Me:Once he’s had his coffee, we’ll head out to the new property.
King:Oh.
There were dots, then they disappeared. More dots…then nothing. More dots.
Me:You should come have dinner with us. He’s staying at Chance’s, so everyone will be there tonight to meet him. Elyse and Marc are coming over, too.
And dots. More dots.
King:Sorry. I’m busy.
King:All week.
What? Since when was he busy? If he wasn’t at work, he was at the pond behind the manor half the time.
King:Gotta get back to work.
Well, shit.
“Who you texting?” Ego asked, looking down at my phone.
I shoved it in my back pocket. “No one.”
He looked disbelieving as he handed me a steaming hot mug. “Cassi said this is your favorite.”
“You’re an angel sent from above,” I said.
Cassi giggled, but Carli shook her head. “You two go away. You’ll be bad for business.”
Ego put a hand to his chest, affronted. “Moi? On the contrary. I think I’d be excellent for business.”
“For sure,” Cassi agreed, nodding like a bobble-head.
“They’re not wrong, but I think it would be best if you keep a low profile until the work on your new place is done. Once you’re ready to establish yourself as a part-time resident, they’ll get used to you quickly enough,” I said.
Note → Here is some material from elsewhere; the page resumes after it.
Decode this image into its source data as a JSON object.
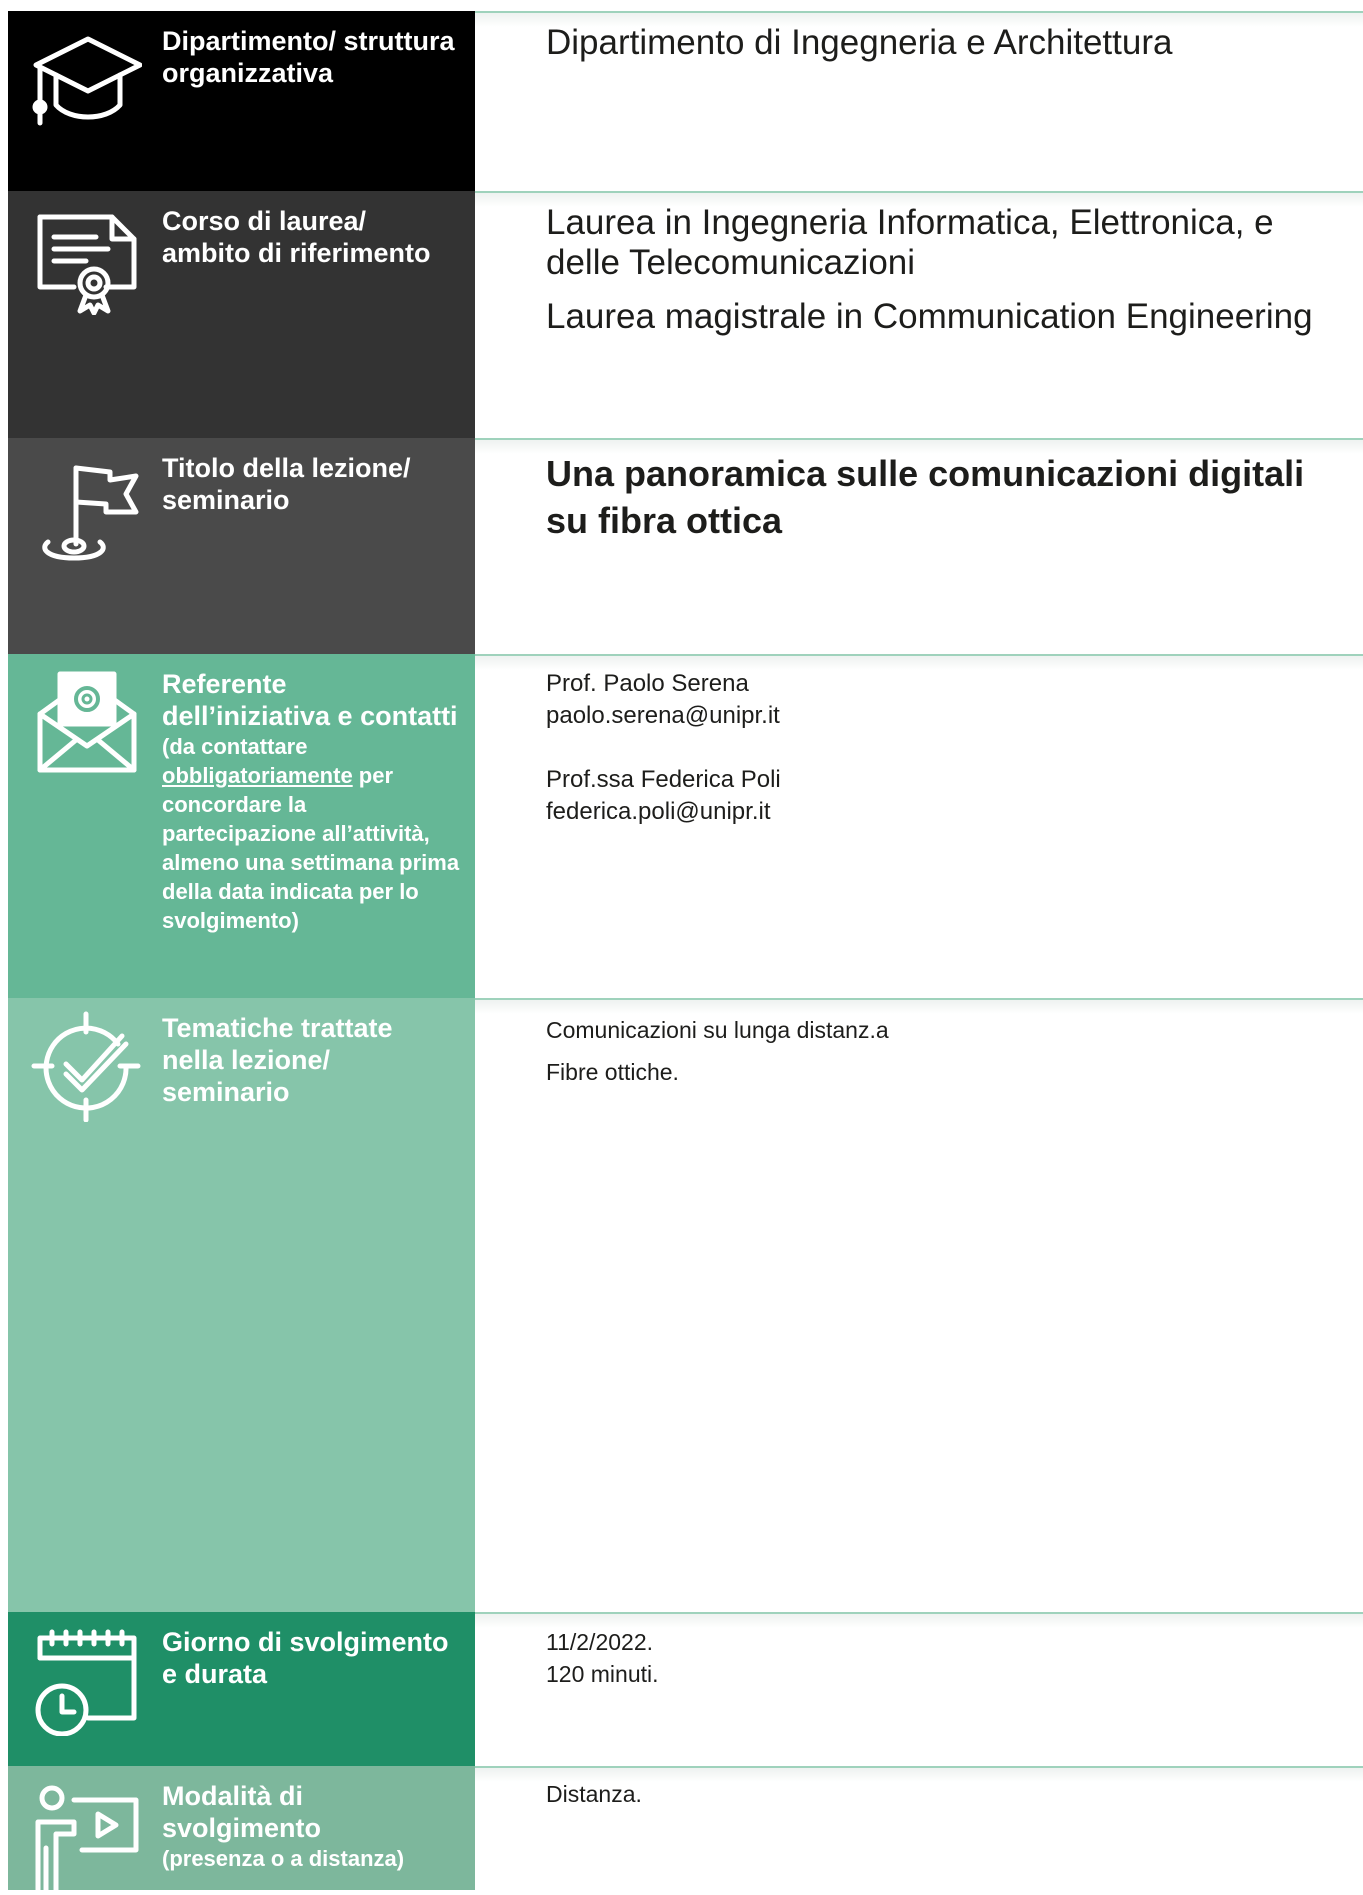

Carli nodded her agreement, but Cassi looked doubtful. Unfortunately, so did my cousin. He’d grown up longing to be seen, but I thought perhaps the last few years of fame had been more than he bargained for. In the beginning, being thrust into the limelight had brought him joy. Not so much anymore. He wanted—needed—anonymity.
“Where is the new place?” Cassi asked curiously.
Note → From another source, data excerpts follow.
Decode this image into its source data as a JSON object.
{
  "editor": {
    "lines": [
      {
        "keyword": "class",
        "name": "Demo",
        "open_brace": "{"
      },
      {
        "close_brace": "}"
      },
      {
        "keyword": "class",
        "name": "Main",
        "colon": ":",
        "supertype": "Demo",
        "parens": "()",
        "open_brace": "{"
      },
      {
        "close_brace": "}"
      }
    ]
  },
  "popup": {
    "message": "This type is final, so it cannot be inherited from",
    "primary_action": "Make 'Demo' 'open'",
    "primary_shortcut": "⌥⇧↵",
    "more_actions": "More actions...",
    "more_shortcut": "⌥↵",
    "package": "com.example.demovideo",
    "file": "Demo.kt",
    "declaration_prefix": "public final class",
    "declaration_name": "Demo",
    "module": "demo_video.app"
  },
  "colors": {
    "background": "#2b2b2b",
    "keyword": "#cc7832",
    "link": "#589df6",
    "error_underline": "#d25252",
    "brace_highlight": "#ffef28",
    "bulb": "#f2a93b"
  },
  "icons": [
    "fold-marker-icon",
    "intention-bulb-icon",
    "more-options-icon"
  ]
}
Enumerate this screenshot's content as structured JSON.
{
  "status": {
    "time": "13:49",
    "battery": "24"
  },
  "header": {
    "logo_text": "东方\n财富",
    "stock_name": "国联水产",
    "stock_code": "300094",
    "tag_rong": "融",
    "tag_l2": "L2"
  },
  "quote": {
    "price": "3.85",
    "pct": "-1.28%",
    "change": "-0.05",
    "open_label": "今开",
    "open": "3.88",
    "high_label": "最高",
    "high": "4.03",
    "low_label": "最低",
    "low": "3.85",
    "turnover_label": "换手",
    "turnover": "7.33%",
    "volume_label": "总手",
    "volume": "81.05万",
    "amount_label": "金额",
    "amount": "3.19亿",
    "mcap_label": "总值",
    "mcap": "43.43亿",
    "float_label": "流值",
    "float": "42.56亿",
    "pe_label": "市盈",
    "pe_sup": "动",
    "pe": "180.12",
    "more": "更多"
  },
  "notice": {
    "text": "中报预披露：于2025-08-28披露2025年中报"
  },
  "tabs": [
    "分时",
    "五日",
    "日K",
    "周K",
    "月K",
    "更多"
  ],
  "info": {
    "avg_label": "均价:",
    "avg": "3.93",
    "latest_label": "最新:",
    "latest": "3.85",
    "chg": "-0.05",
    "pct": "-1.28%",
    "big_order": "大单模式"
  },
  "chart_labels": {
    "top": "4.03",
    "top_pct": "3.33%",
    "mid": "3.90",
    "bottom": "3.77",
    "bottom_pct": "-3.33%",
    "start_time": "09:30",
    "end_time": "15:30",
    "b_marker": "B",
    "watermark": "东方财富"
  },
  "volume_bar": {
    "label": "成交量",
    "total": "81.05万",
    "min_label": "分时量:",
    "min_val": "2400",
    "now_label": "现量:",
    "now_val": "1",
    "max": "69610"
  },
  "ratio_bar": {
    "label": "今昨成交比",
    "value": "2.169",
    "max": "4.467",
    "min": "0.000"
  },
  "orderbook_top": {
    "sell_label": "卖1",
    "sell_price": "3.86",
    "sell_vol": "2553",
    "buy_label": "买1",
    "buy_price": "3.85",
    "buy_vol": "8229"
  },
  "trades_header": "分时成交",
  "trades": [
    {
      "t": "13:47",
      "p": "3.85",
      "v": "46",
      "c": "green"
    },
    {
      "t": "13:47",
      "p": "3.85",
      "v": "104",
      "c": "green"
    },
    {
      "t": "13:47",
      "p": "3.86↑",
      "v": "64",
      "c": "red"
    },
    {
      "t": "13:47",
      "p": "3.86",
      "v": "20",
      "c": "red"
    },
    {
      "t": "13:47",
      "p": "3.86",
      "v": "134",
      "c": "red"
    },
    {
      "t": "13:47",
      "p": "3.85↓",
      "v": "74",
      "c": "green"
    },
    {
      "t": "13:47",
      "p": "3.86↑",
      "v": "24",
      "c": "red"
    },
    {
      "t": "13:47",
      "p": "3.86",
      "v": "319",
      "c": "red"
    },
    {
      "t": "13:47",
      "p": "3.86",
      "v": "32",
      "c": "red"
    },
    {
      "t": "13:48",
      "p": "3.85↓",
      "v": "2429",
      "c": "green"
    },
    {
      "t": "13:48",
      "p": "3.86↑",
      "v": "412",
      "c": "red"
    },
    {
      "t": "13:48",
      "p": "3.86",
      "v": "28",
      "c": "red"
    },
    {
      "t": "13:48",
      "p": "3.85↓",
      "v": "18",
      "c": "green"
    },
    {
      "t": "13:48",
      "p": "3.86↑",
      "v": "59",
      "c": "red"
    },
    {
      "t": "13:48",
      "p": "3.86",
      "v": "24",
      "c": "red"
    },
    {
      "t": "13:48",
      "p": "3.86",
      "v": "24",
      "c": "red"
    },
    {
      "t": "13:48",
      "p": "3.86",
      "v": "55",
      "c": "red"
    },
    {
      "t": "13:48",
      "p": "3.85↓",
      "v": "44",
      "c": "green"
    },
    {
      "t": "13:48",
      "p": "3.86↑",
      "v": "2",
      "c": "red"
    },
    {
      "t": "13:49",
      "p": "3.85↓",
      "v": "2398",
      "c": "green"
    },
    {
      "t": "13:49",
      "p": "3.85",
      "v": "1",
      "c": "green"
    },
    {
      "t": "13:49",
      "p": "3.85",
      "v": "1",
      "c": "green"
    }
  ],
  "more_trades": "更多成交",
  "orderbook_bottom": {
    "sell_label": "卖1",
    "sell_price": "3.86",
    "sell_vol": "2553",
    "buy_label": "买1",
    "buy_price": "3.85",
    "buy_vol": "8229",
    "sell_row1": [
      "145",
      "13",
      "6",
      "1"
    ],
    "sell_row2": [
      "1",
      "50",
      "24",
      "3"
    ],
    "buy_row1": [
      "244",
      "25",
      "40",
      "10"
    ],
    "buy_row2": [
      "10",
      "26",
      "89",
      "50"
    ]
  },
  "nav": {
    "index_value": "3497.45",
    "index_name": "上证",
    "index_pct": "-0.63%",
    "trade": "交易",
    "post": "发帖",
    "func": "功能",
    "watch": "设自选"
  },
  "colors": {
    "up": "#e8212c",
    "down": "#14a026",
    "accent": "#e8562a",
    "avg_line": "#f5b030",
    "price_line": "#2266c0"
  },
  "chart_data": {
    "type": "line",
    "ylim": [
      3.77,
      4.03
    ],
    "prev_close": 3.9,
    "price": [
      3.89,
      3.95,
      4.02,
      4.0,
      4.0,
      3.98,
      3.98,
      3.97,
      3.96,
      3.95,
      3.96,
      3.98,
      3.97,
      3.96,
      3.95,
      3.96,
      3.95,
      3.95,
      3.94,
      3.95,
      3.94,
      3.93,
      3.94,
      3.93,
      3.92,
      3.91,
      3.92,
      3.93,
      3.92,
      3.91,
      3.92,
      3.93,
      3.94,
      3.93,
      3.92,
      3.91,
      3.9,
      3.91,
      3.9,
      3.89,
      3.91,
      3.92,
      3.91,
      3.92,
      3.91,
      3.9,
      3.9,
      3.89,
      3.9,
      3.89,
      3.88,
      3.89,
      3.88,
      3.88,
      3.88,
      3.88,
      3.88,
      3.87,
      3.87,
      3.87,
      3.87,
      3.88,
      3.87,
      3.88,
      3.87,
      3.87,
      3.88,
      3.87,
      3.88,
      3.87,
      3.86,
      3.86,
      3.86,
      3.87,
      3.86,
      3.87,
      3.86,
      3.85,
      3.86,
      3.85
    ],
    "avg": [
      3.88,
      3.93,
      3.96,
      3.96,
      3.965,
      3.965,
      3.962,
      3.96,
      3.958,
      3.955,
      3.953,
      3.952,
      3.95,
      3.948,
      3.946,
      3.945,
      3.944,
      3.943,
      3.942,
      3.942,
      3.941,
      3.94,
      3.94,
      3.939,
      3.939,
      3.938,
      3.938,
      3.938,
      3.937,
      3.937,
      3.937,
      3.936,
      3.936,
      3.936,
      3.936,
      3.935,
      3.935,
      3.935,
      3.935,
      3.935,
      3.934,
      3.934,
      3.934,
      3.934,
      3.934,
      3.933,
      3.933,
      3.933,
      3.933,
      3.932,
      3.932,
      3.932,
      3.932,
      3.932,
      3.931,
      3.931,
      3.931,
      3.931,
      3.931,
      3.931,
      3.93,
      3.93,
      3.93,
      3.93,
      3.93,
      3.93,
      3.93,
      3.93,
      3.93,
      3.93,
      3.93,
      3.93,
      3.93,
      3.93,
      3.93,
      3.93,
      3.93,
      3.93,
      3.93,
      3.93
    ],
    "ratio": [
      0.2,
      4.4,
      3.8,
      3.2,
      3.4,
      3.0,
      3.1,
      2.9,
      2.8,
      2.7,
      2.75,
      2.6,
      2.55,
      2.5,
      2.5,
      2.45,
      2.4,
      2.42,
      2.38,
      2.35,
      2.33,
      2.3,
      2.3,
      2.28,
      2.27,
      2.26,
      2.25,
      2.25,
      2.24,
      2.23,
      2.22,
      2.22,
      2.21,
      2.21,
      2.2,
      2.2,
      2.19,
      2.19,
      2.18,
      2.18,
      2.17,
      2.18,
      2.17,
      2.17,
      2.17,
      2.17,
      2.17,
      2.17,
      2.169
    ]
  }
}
I waggled my finger at her. “Oh no. That shall remain a mystery for now. Someone’s bound to see him walking out of here, and?—”
The bells above the door jangled as a new customer walked in, proving my point. As Ego whirled to hide his face, the person gasped.Busted. He immediately gave that dazzling smile that drew people in like bees to nectar. I stood back, watching him ooze charm in that silky voice that had made him famous.
In this moment, he wasn’t my cousin, he really was a star, and watching him in his element felt both foreign and familiar. To me, he’d always be that snot-nosed kid I’d missed after our fathers fell out. But to the world, he was this, and both suited him.
“You better rescue him,” Carli eventually hissed to me.
Agreeing, I wrangled him away from his admirer, thanked the ladies, and hustled him out to the car. “Thanks,” he said as the door closed him inside the isolation of my car.
“My pleasure. Is it always like that?”
He huffed. “It’s usually worse. Maybe this small-town thing will be exactly what I need.”